This is a sound and novel paper, and the attention given to probabilistic counting is interesting. It is generally quite well-written.

I am not a huge fan of the title of the paper, which does not give a good overview of what the paper is about. At the very least, I would urge the authors to add the "(for bags)" to the actual title and not just subtitle of their papers, to avoid any metadata issue with the paper -- the notion of bags is quite crucial in this paper.

The introduction states that the assumption that input tuples have cardinality 0 or 1 is done without loss of generality, but it seems to actually have quite a strong impact, since the assumption that E[X]=Pr(X=1) is used in a number of places. This should be discussed in more depth.

Section 2.2.1, maybe replace the \sum symbol with \bigoplus?

Definition 2.11: at this point, poly has not been defined. ET does not really seem well defined. Contrarily to the example that follows, there are infinitely many trees that evaluate to the same polynomial (you can always have things like X-X+X-X+X-X...).

Before Section 3.1, when mentioning for the first time "these conjectures hold", there is no conjecture mentioned at this point.
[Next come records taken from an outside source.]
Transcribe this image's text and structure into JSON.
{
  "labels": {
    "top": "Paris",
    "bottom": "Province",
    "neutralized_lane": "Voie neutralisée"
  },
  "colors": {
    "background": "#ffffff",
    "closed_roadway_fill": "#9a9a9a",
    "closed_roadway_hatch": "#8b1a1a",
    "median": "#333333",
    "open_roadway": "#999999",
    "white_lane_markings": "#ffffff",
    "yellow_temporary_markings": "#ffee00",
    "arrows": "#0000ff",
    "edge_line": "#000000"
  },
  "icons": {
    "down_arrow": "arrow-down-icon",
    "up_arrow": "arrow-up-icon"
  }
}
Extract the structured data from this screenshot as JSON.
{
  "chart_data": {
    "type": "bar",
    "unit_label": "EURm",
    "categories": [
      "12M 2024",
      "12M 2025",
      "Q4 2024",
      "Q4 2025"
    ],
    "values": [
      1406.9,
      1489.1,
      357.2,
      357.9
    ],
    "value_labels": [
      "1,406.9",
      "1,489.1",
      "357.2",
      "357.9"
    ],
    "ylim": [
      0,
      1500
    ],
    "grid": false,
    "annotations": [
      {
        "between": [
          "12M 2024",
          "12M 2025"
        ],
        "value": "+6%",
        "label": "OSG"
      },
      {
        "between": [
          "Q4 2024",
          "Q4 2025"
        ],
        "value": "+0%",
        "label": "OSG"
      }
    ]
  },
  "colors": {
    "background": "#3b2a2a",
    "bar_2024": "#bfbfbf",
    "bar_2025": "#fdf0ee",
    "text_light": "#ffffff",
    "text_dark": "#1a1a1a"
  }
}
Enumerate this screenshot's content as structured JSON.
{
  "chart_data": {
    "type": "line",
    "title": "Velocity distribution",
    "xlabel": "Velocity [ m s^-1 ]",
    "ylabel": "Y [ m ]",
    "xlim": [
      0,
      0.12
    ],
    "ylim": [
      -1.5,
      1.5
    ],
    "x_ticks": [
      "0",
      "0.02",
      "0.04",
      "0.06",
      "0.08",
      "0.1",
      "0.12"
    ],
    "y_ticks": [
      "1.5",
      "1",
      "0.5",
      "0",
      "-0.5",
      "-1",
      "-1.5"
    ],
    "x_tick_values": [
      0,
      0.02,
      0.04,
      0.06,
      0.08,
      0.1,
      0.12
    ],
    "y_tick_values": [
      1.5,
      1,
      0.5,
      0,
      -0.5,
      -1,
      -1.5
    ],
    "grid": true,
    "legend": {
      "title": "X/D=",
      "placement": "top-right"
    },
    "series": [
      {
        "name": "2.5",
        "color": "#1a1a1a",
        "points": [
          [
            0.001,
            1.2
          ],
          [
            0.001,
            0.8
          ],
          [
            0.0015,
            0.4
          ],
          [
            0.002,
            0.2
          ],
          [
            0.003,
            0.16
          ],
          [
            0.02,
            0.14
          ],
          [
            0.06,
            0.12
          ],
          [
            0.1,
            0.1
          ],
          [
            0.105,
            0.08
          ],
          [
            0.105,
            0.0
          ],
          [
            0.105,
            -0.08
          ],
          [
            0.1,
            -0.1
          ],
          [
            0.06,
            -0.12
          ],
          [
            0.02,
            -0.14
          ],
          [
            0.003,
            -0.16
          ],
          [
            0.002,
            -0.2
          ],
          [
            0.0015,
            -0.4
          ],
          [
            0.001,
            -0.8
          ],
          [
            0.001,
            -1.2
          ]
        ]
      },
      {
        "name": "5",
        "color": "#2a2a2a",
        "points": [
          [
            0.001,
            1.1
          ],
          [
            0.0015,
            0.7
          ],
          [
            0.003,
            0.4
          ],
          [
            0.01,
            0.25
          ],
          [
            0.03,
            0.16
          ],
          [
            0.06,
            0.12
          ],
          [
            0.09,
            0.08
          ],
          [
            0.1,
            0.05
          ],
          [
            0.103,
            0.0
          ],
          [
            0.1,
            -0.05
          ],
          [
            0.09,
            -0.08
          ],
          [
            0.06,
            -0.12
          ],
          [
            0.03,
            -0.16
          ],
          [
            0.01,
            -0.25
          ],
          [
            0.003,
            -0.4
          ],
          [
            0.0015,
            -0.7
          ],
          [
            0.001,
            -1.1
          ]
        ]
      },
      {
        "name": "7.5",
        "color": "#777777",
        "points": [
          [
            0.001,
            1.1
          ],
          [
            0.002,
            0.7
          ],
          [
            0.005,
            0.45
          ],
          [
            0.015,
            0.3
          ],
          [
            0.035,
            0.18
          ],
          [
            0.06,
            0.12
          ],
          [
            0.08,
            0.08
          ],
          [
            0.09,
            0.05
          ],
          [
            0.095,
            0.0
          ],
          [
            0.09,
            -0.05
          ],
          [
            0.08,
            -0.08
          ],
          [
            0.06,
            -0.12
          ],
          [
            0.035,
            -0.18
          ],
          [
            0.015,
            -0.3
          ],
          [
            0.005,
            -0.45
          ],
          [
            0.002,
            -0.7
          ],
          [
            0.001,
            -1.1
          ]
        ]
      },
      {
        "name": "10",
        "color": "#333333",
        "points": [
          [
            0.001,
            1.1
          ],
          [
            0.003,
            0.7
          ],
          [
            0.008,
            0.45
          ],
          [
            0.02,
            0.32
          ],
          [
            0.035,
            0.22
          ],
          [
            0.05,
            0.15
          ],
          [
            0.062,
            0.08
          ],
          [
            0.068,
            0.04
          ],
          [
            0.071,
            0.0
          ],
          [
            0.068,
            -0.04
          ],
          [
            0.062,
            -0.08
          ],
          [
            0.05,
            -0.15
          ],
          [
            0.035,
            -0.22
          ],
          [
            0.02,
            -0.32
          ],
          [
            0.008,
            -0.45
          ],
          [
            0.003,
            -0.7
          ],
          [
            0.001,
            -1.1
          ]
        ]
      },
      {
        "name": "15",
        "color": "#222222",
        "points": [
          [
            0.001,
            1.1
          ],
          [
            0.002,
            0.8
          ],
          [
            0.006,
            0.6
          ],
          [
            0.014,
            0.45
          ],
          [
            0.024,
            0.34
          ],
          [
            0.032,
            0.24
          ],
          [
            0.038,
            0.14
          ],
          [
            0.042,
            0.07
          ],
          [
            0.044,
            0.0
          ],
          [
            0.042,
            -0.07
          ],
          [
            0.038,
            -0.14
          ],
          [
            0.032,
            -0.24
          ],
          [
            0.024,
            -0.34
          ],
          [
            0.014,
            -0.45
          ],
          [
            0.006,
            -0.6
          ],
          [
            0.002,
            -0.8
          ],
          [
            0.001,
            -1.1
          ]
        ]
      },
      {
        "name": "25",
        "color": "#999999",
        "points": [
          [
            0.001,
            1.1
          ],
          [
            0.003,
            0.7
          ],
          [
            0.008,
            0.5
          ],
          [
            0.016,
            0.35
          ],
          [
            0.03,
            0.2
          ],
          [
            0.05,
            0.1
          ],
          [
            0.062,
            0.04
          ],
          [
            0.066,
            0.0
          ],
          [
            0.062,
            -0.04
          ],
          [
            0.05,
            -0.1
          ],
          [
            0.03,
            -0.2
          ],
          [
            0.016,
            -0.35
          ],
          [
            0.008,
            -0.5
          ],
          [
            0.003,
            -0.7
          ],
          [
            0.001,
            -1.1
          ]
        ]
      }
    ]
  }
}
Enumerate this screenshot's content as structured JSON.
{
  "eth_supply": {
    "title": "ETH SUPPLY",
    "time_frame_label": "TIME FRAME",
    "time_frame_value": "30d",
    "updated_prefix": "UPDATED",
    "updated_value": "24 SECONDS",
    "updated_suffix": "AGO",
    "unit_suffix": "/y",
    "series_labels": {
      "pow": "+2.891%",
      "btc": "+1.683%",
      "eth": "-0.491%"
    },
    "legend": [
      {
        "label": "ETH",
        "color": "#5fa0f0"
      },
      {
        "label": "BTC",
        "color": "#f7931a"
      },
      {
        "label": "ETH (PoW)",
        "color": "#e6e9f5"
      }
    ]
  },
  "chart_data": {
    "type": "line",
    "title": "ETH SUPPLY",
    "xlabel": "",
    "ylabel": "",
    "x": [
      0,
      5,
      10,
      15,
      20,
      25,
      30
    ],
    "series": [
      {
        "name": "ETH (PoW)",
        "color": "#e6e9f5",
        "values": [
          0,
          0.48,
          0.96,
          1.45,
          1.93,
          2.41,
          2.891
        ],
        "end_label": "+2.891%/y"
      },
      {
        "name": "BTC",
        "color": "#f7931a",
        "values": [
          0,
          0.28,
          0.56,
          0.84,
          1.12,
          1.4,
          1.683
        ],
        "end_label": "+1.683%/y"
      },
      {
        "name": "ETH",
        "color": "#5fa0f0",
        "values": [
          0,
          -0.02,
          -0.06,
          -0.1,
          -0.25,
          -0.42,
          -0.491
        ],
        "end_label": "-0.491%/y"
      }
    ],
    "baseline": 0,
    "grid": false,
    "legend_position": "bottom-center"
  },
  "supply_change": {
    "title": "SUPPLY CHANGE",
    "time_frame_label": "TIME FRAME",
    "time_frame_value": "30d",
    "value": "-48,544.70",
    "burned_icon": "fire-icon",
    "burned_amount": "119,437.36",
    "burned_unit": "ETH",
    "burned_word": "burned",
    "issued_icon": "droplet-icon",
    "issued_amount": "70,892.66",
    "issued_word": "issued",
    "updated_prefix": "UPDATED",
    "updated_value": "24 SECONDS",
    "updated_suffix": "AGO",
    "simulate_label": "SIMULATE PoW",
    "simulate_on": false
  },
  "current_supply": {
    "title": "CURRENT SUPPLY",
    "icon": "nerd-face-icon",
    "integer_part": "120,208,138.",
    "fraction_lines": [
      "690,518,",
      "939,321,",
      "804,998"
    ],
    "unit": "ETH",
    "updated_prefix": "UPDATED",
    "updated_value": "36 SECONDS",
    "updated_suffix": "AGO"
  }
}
Lemma 3.8, factor p⁴ missing in the monomial with the 2-matchings.

Typos:
- (page 1) "the the first linear"
- (page 3) extraneous space after "is #W[1]-hard"
- (page 4) something wrong with the formatting of the subscript in footnote 4
- (page 5) "demonstrate Section 3.3"
- (page 6) Main verb missing in the sentence after Conjecture 3.2
- (page 7) "that this problem" -> does not parse
- (page 7) "Analogusly"
- (page 9) The statement of Corollary 4.9 has an extraneous closing parenthesis
- (page 11) "So far focused" -> "So far we focused"
- (page 11) "to e.g. to"
----------- Reviewer's confidence -----------
SCORE: 5 ((expert))


----------------------- REVIEW 4 ---------------------
SUBMISSION: 61
TITLE: Standard Operating Procedure in PDBs Considered Harmful (for bags)
AUTHORS: Su Feng, Boris Glavic, Aaron Huber, Oliver Kennedy and Atri Rudra

----------- Overall evaluation -----------
SCORE: 0 (borderline paper)
----- TEXT:
The paper addresses the problem of computing the expected multiplicity of a tuple in the result of evaluating a query on a probabilistic databases under bag semantics. The paper shows that while this problem is hard, one can compute efficiently an additive approximation.

Strong points:
The problem seems interesting and the results seem to require non-trivial effort

Weak points:
The presentation is hard to follow, in particular the introduction. There were basic definitions that were unclear to me.

Detailed comments:

Introduction - I find the structure of the introduction almost impossible to follow as it is built on things that are only defined in the body of the paper. I read it several times and returned to it after reading the whole paper and there are still things that are vague to me. I would prefer a shorter introduction that gives an overview of the results and the techniques used to obtain them with much fewer technical details.

Main question - I did not understand why the main question is "Is it always the case that the expectation of a UCQ in a
Bag-PDB can be computed in time linear in the size of the compressed lineage polynomial?"
Why is the complexity measured with respect to the size of the compressed lineage polynomial and what is the complexity required to compute this polynomial from the input? You discuss close issues on 5.1.2 but it is still not clear to me.
Also, is reduced polynomial and compressed polynomial refer to the same notion? If so, why do we need both?

Definition 2.2.2 - It would have been useful to elaborate more here on the correspondence between the original PDB and the N[X}-PDB. This is a key element and without it it is impossible to understand why the main problem is indeed the one presented in definition 2.12.

Definition 2.5 - I did not understand the intuitive explanation. Can you explain why this is the case?

Section 2.1: you use both multi-sets and bags for the same notion

Theorem 3.4: the index of p_i in the reduced polynomial are wrong (should be p_0, \cdots, p_{2k})
----------- Reviewer's confidence -----------
SCORE: 2 ((low))